Virginia school district drops plans for posting Lord's Prayer in schools
Church & State, Nov 1999
Members of the Appamattox County, Va., School Board have dropped a plan to post the Lord's Prayer in all public schools after Americans United advised the board that the proposal would violate the Constitution.
Board members voted unanimously in September to display the prayer after listening to a presentation by an evangelical preacher. The policy also called for the district's four schools to open each day with a moment of silence.
Alerted by members in the area, Americans United contacted school officials and advised them that public schools may not post religious documents like the Lord's Prayer.
"The reason for the constitutional prohibition on religious endorsements and preferences is not that the Constitution requires schools to be hostile toward religion, but that it requires schools to remain neutral on religious matters, by neither encouraging nor discouraging particular religious points of view," AU Litigation Counsel Ayesha Khan wrote to school officials. "In this way, schools demonstrate appropriate respect for the legal right of parents to direct the religious upbringing of their children."
. At a subsequent board meeting, members modified the policy to drop references to the Lord's Prayer. The new policy establishes a moment of silence in schools, saying that students may "meditate, pray or engage in any other silent activity which does not interfere with, distract or impede other pupils in the like exercise of individual choice:'
Superintendent Walter F. Krug told the board that he believes the new policy is constitutional.
In other news about religion in public schools:
* Americans United scored another victory recently when members of the North Kansas City School Board rejected a proposed Bible course put forth by the National Council on Bible Curriculum in Public Schools, a North Carolina-based Religious Right group.
In a letter to Superintendent Tom Cummings and board president Spencer Fields, AU attorney Khan warned that the National Council's curriculum is thinly disguised fundamentalist Christianity and that it would spark a lawsuit.
"I recognize that the Bible has considerable influence in Western literature and history and that it therefore has a proper role in public school study," Khan wrote. "However, experience demonstrates that there are enormous risks inherent in offering an elementary or secondary level course that is devoted exclusively to the Bible (as opposed to the full diversity of the world's religions). I have even greater concern here because the organization behind the effort to have the course added to your curricula has a demonstrated agenda that is inconsistent with constitutional requirements."
The board subsequently voted unanimously to reject the National Council's Bible curriculum.
0 The Augusta, Kan., School Board has voted to drop a policy that allowed students to read daily prayers over the school's public address system. The board had originally approved a policy permitting prayers in mid September. But members voted 4-3 to drop the idea after the American Civil Liberties Union threatened a lawsuit.

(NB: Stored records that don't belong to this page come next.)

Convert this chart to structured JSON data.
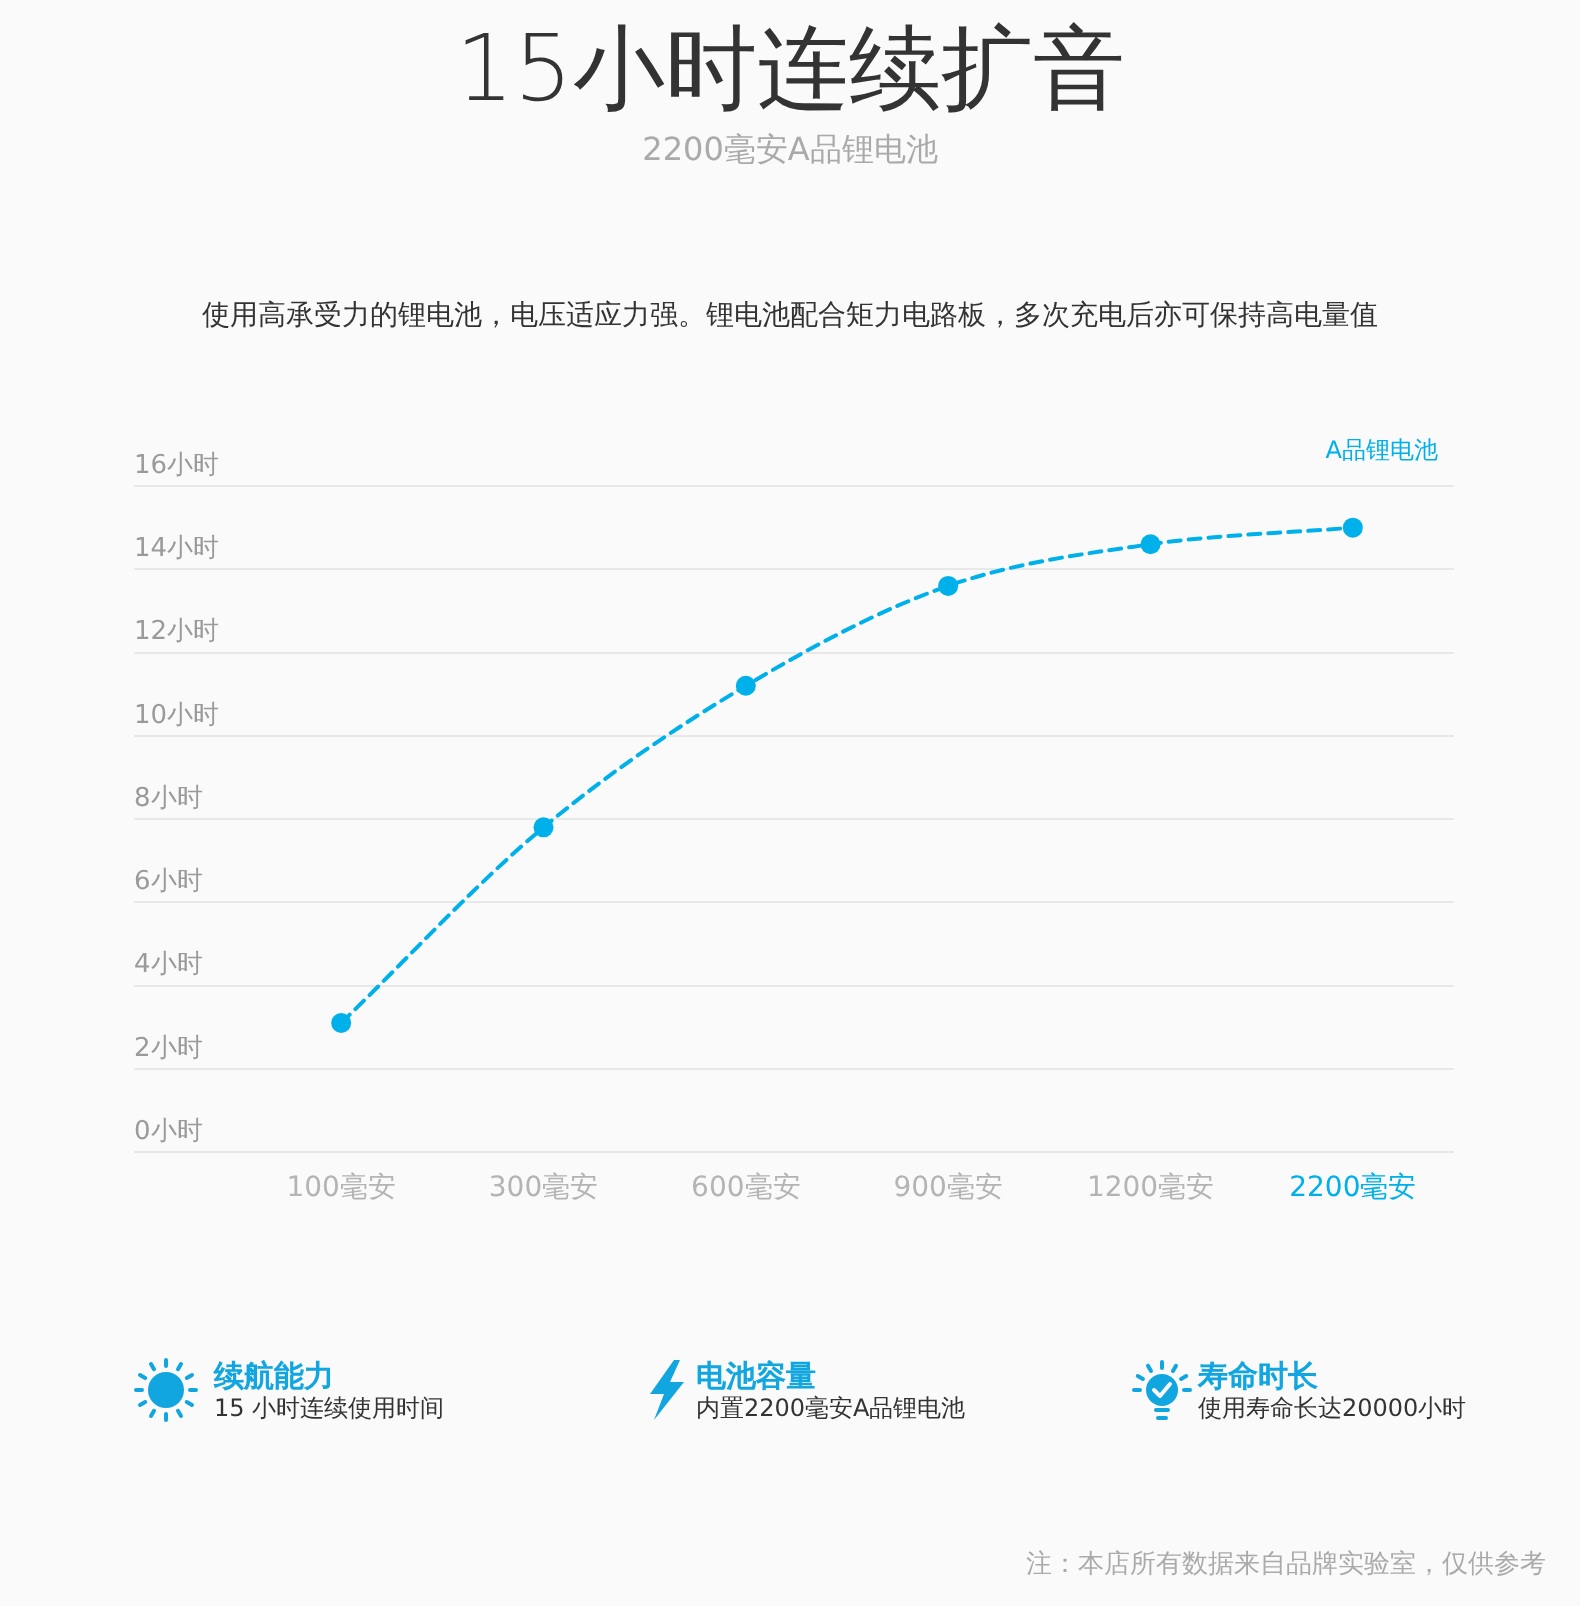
{
  "chart_data": {
    "type": "line",
    "title": "15小时连续扩音",
    "subtitle": "2200毫安A品锂电池",
    "categories": [
      "100毫安",
      "300毫安",
      "600毫安",
      "900毫安",
      "1200毫安",
      "2200毫安"
    ],
    "series": [
      {
        "name": "A品锂电池",
        "color": "#00b0ea",
        "values": [
          3.1,
          7.8,
          11.2,
          13.6,
          14.6,
          15
        ]
      }
    ],
    "ylim": [
      0,
      16
    ],
    "yticks": [
      {
        "value": 0,
        "label": "0小时"
      },
      {
        "value": 2,
        "label": "2小时"
      },
      {
        "value": 4,
        "label": "4小时"
      },
      {
        "value": 6,
        "label": "6小时"
      },
      {
        "value": 8,
        "label": "8小时"
      },
      {
        "value": 10,
        "label": "10小时"
      },
      {
        "value": 12,
        "label": "12小时"
      },
      {
        "value": 14,
        "label": "14小时"
      },
      {
        "value": 16,
        "label": "16小时"
      }
    ],
    "grid": "y",
    "legend": "top right",
    "marker": "circle",
    "line_style": "dashed",
    "annotations": [
      "使用高承受力的锂电池，电压适应力强。锂电池配合矩力电路板，多次充电后亦可保持高电量值",
      "续航能力",
      "15 小时连续使用时间",
      "电池容量",
      "内置2200毫安A品锂电池",
      "寿命时长",
      "使用寿命长达20000小时",
      "注：本店所有数据来自品牌实验室，仅供参考"
    ]
  }
}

About 100 people showed up at a Sept. 20 board meeting to speak on the issue. Most favored the policy, although one woman, Becky Weston, whose daughter attends the local high school, threatened to sue if the practice continued. "The kids can already pray," Weston said.. 'They've got absolute freedoms. I'm not sure why this has become an issue.... This is not constitutionally sound. No one should have prayer forced upon them because someone decided it was time to pray."